I wish I knew what it would actually like to be a parent before I decided to get pregnant. I miss my old life. I miss just going out; I miss being able to pick up shifts at work whenever we don’t have to worry about child care. I miss being able to be spontaneous with my husband.
I hear it gets better, and it has to an extent. My friends all comment on how sad they are that their kids are growing up, but I haven’t felt one pang of sadness about mine growing up. I relish each additional piece of independence she gains.

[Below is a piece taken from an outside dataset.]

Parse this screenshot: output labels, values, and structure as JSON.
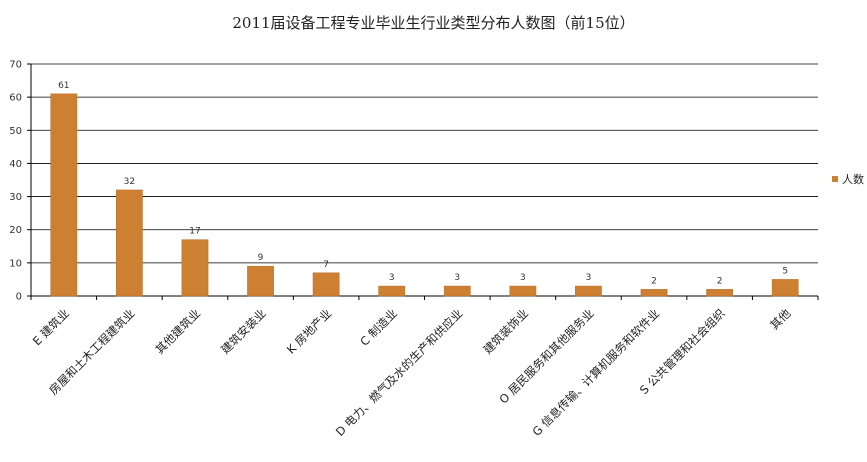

We are not having any more children. In large part, due to my realizing that I actually hate motherhood, I think this is the best decision. I would actually go crazy if we had another. Thankfully my husband is on board with this. But I see people getting pregnant and having their second and third kids, and I wonder what I’m doing so wrong and why I hate it so much.
I’m not sure what I hope to get out of this post. I guess I’m hoping I’m not the only one who regrets becoming a parent and some reassurance that it will get much better.